Clinical observation of lesions and differentiation from other characteristic lesions formed by other microbial agents and fungal agents as described above.

Laboratory Diagnosis

Specimen: Lesion exudates, skin scrapings, crusts, aspirated debris, and tissue fragments

Direct examination and microscopy

  • 20-40% KOH wet mount to observe muriform (single or clustered) cells in clinical samples which are 5 to 12 µm in diameter, round to polyhedral (chestnut) in shape, thick-walled, dark pigmented, and having both transverse and longitudinal cross-walls resembling a brick wall.
  • Hematoxylin-eosin staining for tissue samples for observation of the muriform cells.
  • Calcofluor white dye stain

Cultural Examination

  • Use of mycological and bacterial cultures to isolate pigmented fungal spores which are examined by KOH wet mount for identification of muriform cells.
  • However, cultural methods are inadequate and unconventional therefore require to follow up examination using staining and microscopic techniques.

Histological Examination

  • Tissue samples and biopsies for the identification of lesion particles such as granulomatous tissue elements, and giant cells from lesions.

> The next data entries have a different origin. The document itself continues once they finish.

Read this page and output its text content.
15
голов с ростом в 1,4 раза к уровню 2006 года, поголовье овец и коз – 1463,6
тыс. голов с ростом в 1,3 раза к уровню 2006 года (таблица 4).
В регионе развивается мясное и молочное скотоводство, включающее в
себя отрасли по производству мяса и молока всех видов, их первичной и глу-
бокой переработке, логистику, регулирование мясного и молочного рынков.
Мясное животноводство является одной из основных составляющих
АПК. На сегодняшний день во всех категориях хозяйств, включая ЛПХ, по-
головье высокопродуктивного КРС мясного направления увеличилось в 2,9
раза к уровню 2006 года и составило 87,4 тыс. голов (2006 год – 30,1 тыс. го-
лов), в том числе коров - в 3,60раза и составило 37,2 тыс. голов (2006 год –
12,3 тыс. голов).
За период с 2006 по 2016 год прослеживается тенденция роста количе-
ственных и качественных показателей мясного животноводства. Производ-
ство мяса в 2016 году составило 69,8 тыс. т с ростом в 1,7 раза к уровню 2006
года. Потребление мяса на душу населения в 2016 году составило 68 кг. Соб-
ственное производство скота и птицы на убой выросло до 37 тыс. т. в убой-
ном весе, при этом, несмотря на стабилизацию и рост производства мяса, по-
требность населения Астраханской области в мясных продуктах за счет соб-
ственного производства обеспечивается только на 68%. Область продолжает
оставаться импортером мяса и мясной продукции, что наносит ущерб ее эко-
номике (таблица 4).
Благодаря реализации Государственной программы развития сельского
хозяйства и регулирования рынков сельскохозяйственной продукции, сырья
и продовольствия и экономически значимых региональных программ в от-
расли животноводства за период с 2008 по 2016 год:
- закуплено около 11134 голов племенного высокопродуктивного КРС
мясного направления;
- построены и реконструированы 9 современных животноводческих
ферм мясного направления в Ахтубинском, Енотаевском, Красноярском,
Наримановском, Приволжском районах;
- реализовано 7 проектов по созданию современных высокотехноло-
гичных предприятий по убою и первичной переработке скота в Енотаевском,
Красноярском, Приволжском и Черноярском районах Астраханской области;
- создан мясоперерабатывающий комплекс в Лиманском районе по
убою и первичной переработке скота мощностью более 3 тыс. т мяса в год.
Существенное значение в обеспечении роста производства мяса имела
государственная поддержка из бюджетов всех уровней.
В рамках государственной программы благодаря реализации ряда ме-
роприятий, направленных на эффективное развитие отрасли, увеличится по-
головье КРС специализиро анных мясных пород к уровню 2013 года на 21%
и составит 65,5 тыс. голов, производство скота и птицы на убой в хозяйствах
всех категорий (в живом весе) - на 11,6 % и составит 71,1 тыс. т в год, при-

Molecular Identification of agents

  • Duplex PCR targeting the ribosomal DNA for Fonsecaea spp., and a specific oligonucleotide primer for identification of C. carrionii

Immunological Examination

  • This can be used to identify the production of antibodies against the fungal antigens such as ELISA assay using C. carrionii antigen AgSPP.

Treatment of Chromoblastomycosis (Chromomycosis)

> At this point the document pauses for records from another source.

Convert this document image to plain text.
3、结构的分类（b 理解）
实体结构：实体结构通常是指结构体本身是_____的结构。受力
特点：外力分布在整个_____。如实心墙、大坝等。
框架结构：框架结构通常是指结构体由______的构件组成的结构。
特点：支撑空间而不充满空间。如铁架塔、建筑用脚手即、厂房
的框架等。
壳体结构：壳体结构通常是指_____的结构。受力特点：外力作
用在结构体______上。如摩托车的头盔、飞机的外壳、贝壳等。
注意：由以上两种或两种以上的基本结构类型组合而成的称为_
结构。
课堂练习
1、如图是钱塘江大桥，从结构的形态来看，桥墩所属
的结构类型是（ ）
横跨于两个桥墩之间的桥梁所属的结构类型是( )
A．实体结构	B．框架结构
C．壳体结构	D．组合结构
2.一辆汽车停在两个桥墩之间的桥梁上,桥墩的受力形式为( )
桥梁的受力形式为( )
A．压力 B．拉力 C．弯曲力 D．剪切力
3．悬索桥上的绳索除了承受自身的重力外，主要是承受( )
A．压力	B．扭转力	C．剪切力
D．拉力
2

  • Treatment for Chromoblastomycosis includes physical therapeutic methods as well as topical and systemic therapy with antifungal agents, which have been documented to be effective.
  • Physical Therapeutics includes surgery, thermotherapy, laser therapy, and photodynamic therapy (PDT) along with combined therapies of antifungal drugs.
  • Use of antifungal agents such as itraconazole(ITZ), voriconazole (VCZ), PCZ, and isavuconazole (ISA). Itraconazole is used as the first line of treatment for CBM and Terbinafine is the second most frequently used antifungal agent for the treatment of CBM.
  • Combination therapy with systemic antifungal drugs has been used in the salvage therapy scenario for patients with invasive refractory mycoses such as a combination of itraconazole with terbinafine.
  • Combined therapy may also include the use of antifungal agents along with physical therapeutics such as surgeries.
  • Adjuvant therapy has also been used as a form of treatment which includes the use of antifungal drugs with immunomodulant adjuvants in severe and refractory cases of infection. Adjuvants such as Imiquimod, (1→3)-β-polyglucoside have been used with itraconazole and terbinafine antifungals.
  • BM treatment must be monitored by clinical, mycological, and histopathological criteria to ensure clearance of lesions and scars for conclusively complete healing of the disease.

Antifungal Resistance of causative agents of chromoblastomycosis

  • Chromoblastomycosis is a chronic fungal infection that has shown resistance to normal antifungal therapies such as fluconazole and amphotericin B, and therefore the use of broad-spectrum therapies such as itraconazole and terbinafine are used.

Prevention and Control of chromoblastomycosis

  • Due to a lack of vaccines specific for chromoblastomycosis, it advised that the use of protective clothing such as gloves, shoes, and clothes to reduce the risk of infection by ubiquitously dematiaceous fungi, especially to the occupationally risky groups.